Le 25 janvier 1988, le requérant se constitua partie civile dans une procédure pénale pendante devant le juge d’instance pénal de Rome afin d’obtenir réparation des dommages subis suite à un accident de la circulation. Par une décision du 25 septembre 1990, dont le texte fut déposé au greffe le jour suivant, le juge constata que les faits constitutifs de l’infractions avaient été amnistiés et classa l’affaire.
Le 7 mars 1991, le requérant assigna M. M. devant le tribunal de Rome. L’instruction commença le 17 avril 1991. Des six audiences prévues entre le 28 novembre 1991 et le 14 avril 1994, une fut reportée d’office et trois furent consacrées à l’audition des parties et de témoins. La présentation des conclusions eut lieu le 13 octobre 1994. A cette date, le juge fixa l’audience de plaidoiries devant la chambre compétente au 19 juin 1996 ; toutefois, elle ne se tint que le 2 juillet 1997, suite à un renvoi d’office. Par un jugement du 3 juillet 1997, dont le texte fut déposé au greffe le 1er octobre 1997, le tribunal fit droit à la demande du requérant.

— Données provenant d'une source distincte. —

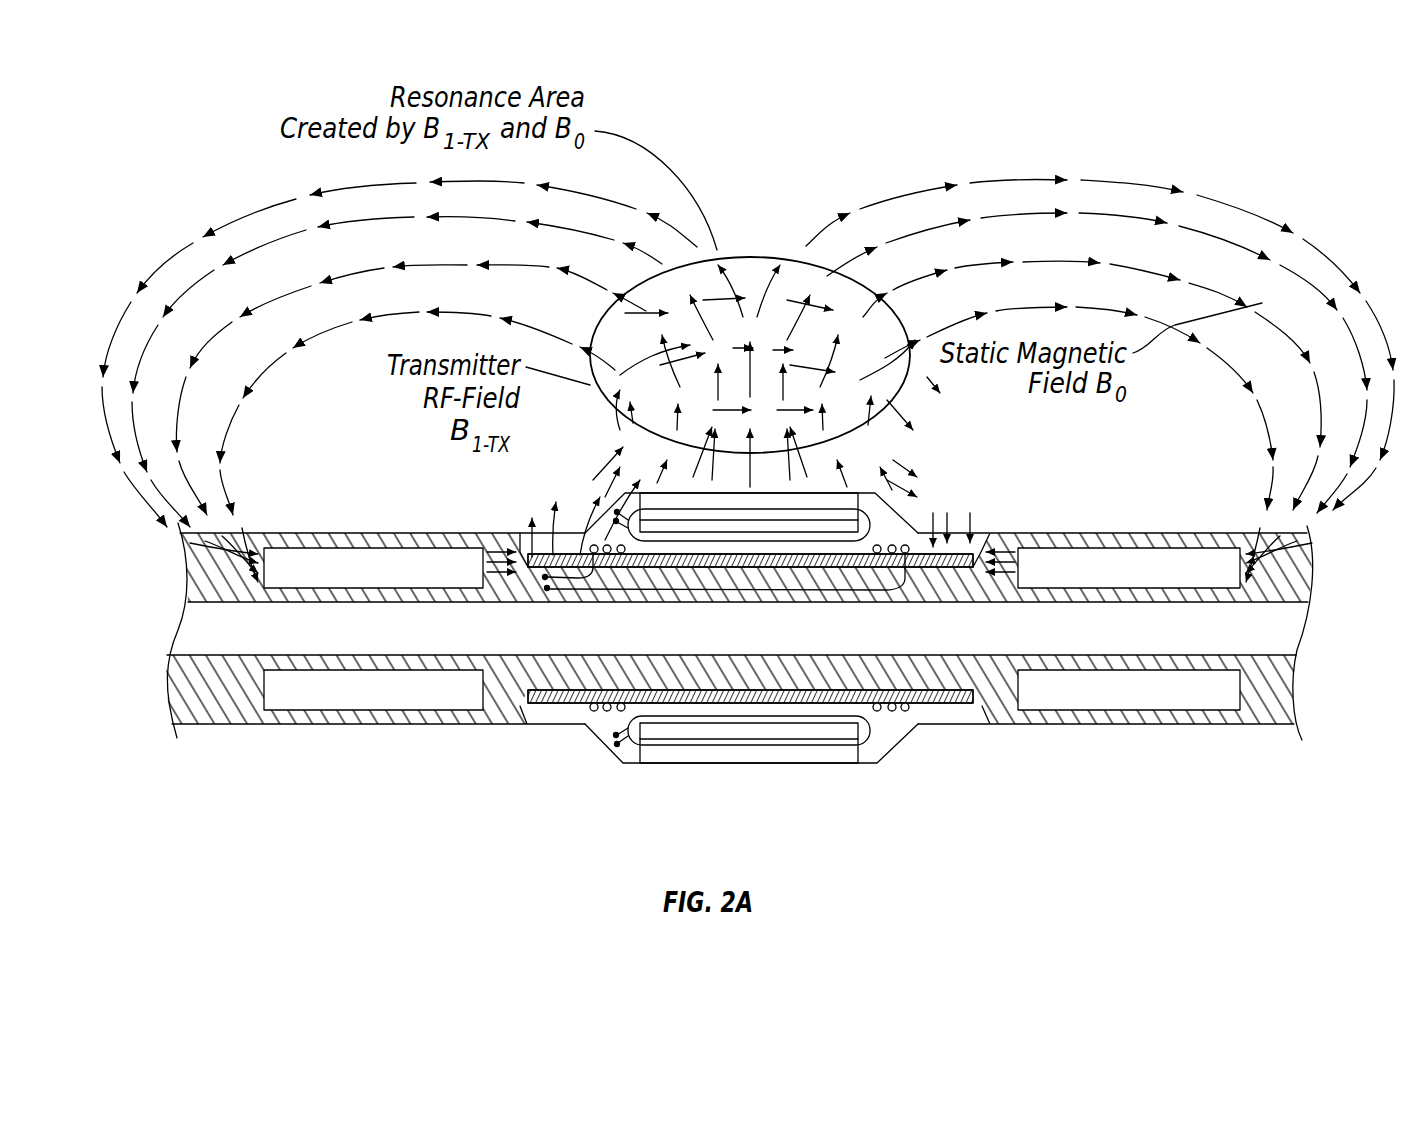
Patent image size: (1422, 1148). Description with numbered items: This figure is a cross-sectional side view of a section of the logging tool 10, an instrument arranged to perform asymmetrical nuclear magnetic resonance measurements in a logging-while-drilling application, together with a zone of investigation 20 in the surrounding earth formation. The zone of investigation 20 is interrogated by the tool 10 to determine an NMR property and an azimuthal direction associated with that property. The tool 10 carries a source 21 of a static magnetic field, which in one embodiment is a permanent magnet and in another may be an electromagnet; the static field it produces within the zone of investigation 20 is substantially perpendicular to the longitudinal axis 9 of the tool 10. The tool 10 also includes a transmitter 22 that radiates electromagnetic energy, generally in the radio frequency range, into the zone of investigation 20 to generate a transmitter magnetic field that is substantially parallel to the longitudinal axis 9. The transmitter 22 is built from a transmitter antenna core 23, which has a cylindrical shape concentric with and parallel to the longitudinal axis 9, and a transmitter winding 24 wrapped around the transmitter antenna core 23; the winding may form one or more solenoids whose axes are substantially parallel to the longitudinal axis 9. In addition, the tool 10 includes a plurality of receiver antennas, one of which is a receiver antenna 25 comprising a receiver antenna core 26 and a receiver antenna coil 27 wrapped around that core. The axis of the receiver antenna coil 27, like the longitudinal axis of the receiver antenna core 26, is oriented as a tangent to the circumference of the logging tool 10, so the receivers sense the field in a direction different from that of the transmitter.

The longitudinal axis 9 is at (187, 628).
The logging tool 10 is at (197, 572).
The zone of investigation 20 is at (755, 257).
The source of a static magnetic field 21 is at (340, 552).
The transmitter 22 is at (533, 720).
The transmitter antenna core 23 is at (549, 703).
The transmitter winding 24 is at (594, 704).
The receiver antenna 25 is at (786, 752).
The receiver antenna core 26 is at (740, 736).
The receiver antenna coil 27 is at (870, 738).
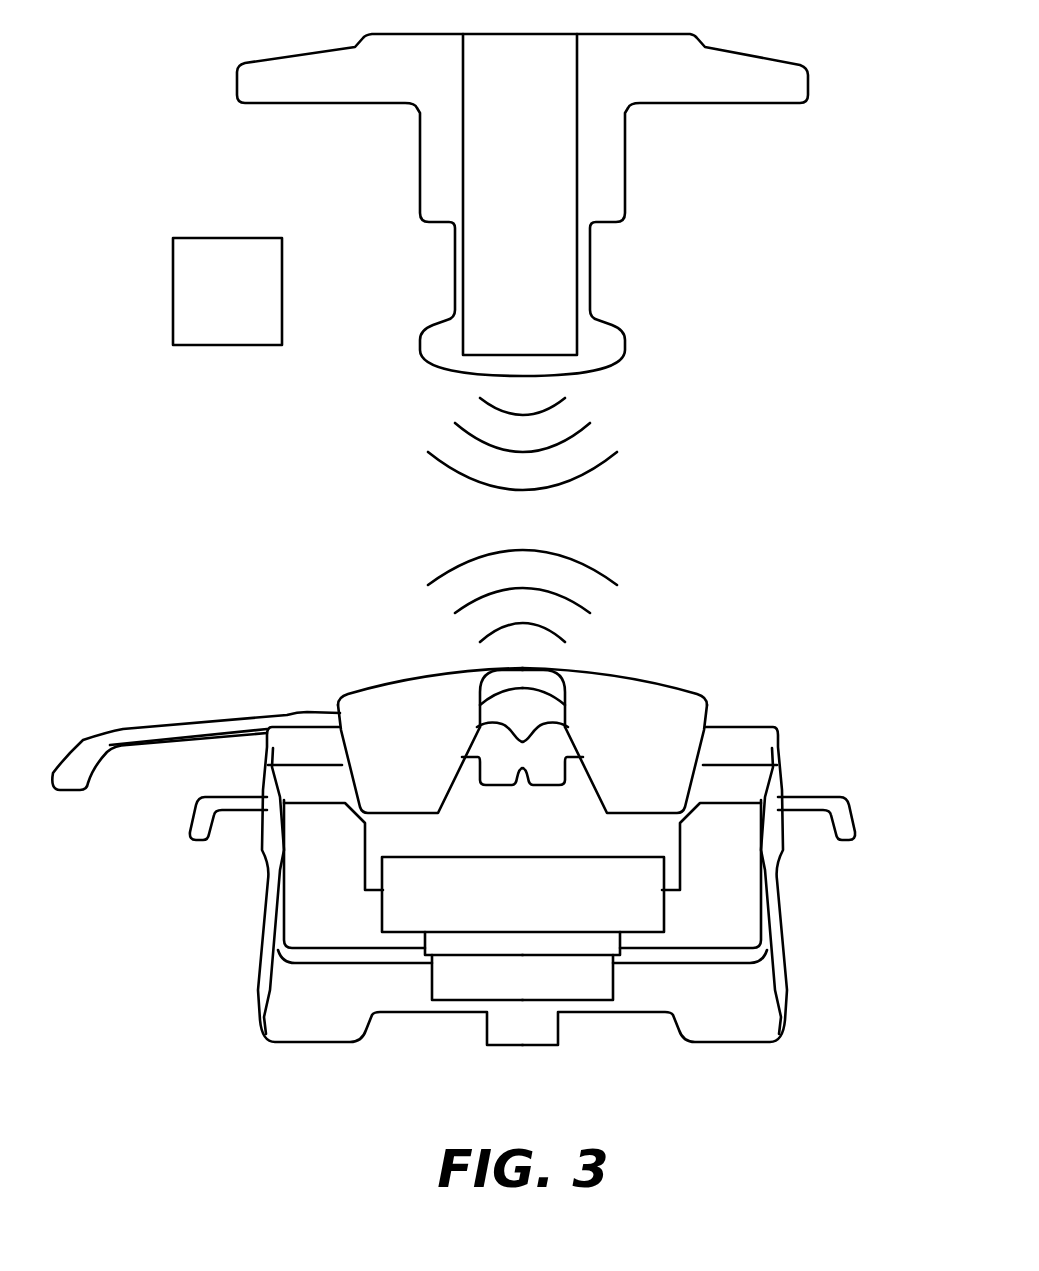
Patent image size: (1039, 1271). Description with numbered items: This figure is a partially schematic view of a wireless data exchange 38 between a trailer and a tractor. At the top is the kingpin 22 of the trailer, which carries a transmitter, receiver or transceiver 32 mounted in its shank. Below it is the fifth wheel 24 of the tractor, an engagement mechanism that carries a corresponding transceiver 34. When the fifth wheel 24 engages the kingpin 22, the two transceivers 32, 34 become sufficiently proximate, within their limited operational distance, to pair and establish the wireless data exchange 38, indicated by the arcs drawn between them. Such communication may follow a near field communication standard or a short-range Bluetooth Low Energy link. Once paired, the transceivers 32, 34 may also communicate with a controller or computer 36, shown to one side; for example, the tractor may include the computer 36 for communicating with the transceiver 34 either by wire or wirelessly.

The kingpin 22 is at (403, 227).
The fifth wheel 24 is at (247, 885).
The transceiver 32 is at (590, 258).
The transceiver 34 is at (635, 928).
The controller or computer 36 is at (173, 277).
The wireless data exchange 38 is at (605, 463).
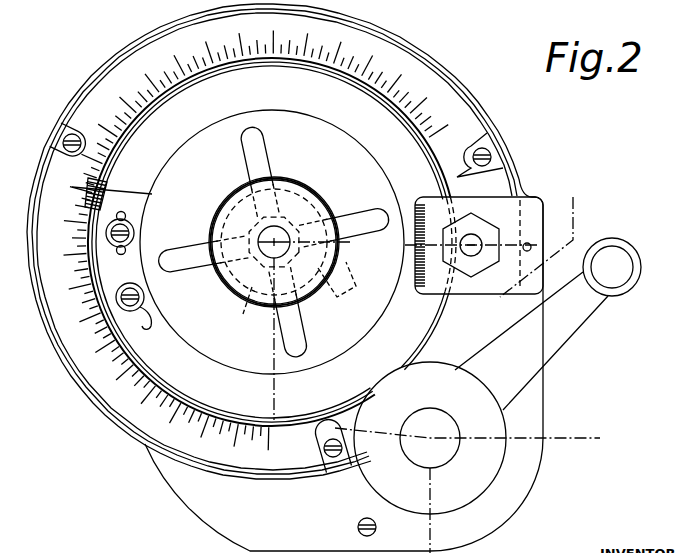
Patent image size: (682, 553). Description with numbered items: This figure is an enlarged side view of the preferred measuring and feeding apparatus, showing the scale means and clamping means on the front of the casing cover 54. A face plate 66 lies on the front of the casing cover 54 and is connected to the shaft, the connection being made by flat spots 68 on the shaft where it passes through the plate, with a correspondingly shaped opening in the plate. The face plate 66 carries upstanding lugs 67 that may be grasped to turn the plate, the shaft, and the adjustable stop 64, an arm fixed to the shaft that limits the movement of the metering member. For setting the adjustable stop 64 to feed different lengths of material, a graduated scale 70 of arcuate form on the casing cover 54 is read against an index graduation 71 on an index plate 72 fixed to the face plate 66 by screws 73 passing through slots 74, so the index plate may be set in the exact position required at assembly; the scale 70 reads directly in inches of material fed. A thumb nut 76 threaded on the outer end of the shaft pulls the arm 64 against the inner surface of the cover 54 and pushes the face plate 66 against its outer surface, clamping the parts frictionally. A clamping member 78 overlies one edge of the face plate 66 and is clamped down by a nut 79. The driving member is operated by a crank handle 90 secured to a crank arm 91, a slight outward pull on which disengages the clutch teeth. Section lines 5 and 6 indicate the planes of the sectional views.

The casing cover 54 is at (503, 182).
The graduated scale 70 is at (432, 78).
The face plate 66 is at (410, 333).
The index graduation 71 is at (110, 197).
The screws 73 is at (134, 232).
The slots 74 is at (148, 312).
The index plate 72 is at (151, 326).
The lugs 67 is at (249, 151).
The thumb nut 76 is at (303, 187).
The flat spots 68 is at (250, 310).
The adjustable stop 64 is at (341, 298).
The clamping member 78 is at (495, 288).
The nut 79 is at (486, 231).
The crank arm 91 is at (573, 323).
The crank handle 90 is at (637, 257).
The section line 5- 5 is at (617, 202).
The section line 6- 6 is at (605, 375).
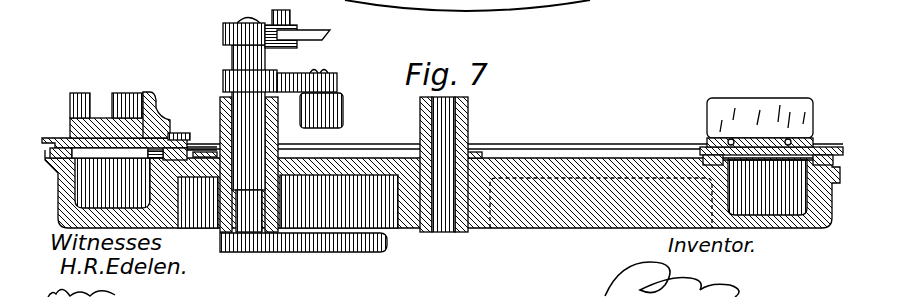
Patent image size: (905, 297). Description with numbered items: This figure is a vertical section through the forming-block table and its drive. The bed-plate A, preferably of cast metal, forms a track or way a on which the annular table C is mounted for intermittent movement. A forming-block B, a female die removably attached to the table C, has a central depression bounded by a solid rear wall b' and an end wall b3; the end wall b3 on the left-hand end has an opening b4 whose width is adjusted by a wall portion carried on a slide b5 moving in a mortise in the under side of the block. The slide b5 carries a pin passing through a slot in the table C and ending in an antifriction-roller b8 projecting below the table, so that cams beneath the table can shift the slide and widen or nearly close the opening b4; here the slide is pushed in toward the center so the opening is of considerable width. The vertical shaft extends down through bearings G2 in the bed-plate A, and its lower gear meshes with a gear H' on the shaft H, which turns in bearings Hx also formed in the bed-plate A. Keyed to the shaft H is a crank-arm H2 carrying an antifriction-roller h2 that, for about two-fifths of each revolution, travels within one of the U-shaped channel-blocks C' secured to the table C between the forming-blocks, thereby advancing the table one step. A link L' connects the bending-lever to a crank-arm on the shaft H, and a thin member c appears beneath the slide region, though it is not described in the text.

Le 20 décembre 1997, M. M. interjeta appel devant la cour d’appel de Rome. L’instruction commença le 30 mars 1998, date à laquelle le juge fixa l’audience de présentation des conclusions au 5 octobre 1998. A cette date, le juge fixa l’audience de plaidoiries devant la chambre compétente au 12 janvier 2000.
EN DROIT
Le grief du requérant porte sur la durée de la procédure litigieuse. Cette procédure a débuté le 25 janvier 1988 et est à ce jour encore pendante.
Selon le requérant, la durée de la procédure, qui est de onze ans et neuf mois, ne répond pas à l’exigence du « délai raisonnable » (article 6 § 1 de la Convention). Le Gouvernement s’oppose à cette thèse.
La Cour estime qu’à la lumière des critères qui se dégagent de sa jurisprudence en matière de « délai raisonnable » (complexité de l’affaire, comportement du requérant et des autorités compétentes et enjeu du litige pour le requérant), et compte tenu de l’ensemble des éléments en sa possession, ce grief doit faire l’objet d’un examen au fond.
Par ces motifs, la Cour, à l’unanimité,
DÉCLARE LA REQUÊTE RECEVABLE, tous moyens de fond réservés.